There's a lot of help on here but some of it goes over my head, so hopefully by asking my question and getting a tailored answer I will better understand.
So far I have managed to connect to a website, authenticate as a user, fill in a form and then pull down the html. The html contains a table I want.
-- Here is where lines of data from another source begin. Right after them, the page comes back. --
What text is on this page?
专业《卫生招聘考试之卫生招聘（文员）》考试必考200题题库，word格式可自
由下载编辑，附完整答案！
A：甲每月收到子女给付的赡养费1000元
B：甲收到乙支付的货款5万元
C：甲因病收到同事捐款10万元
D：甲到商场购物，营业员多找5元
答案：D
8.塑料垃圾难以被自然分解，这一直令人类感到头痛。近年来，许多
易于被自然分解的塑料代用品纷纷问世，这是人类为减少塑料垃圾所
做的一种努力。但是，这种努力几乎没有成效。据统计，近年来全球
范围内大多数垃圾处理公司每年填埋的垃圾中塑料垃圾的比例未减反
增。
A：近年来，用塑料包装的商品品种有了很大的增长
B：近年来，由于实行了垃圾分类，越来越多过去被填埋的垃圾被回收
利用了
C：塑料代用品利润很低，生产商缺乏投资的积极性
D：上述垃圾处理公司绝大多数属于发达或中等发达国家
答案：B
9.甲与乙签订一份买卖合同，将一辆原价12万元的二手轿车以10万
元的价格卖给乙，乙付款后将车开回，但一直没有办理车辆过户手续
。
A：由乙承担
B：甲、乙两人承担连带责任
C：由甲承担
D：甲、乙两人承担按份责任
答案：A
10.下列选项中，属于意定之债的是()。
I just want to say some thing like:-
read html... when you read table start tags keep going until you reach table end tags and then disply that, or write it to a new html file and open it keeping the tags so it's formmated for me.
Here is the code I have so far.
# Use 'with' to ensure the session context is closed after use.
with requests.Session() as s:
s.post(LOGINURL, data=login)
# print
r = s.get(LOGINURL)
print r.url
# An authorised request.
r = s.get(APURL)
print r.url
# etc...
s.post(APURL)
#
r = s.post(APURL, data=findaps)
r = s.get(APURL)
#print r.text
f = open("makethisfile.html", "w")
f.write('\n'.join(['<!DOCTYPE HTML PUBLIC "-//W3C//DTD HTML 4.01 Transitional//EN" "http://www.w3.org/TR/html4/loose.dtd">',
'<html>',
' <head>',
' <meta http-equiv="Content-Type" content="text/html; charset=ISO-8859-1">',
' <title>THE TITLE</title>',
' <link rel="stylesheet" href="css/displayEventLists.css" type="text/css">',
r.text #this just does everything, i need to get the table.
])
)
f.close()
-
You should use at least HTMLParser docs.python.org/2/library/markup.html or maybe even something more powerfulpmod– pmod2014年04月01日 14:45:14 +00:00Commented Apr 1, 2014 at 14:45
-
Take a look also at beautifulsoup stackoverflow.com/questions/17196018/…pmod– pmod2014年04月01日 14:54:27 +00:00Commented Apr 1, 2014 at 14:54
1 Answer 1
Although it's best to parse the file properly, a quick-and-dirty method uses a regex.
m = re.search("<table.*?>(.+)</table>", r.text, re.S)
if (m):
print m.group()
else:
print "Error: table not found"
As an example of why parsing is better, the regex as written will fail with the following (rather contrived!) example:
<!-- <table> --> blah blah <table> this is the actual table </table>
And as written it will get the first table in the file. But you could just loop to get the 2nd, etc., (or make the regex specific to the table you want if possible) so that's not a problem.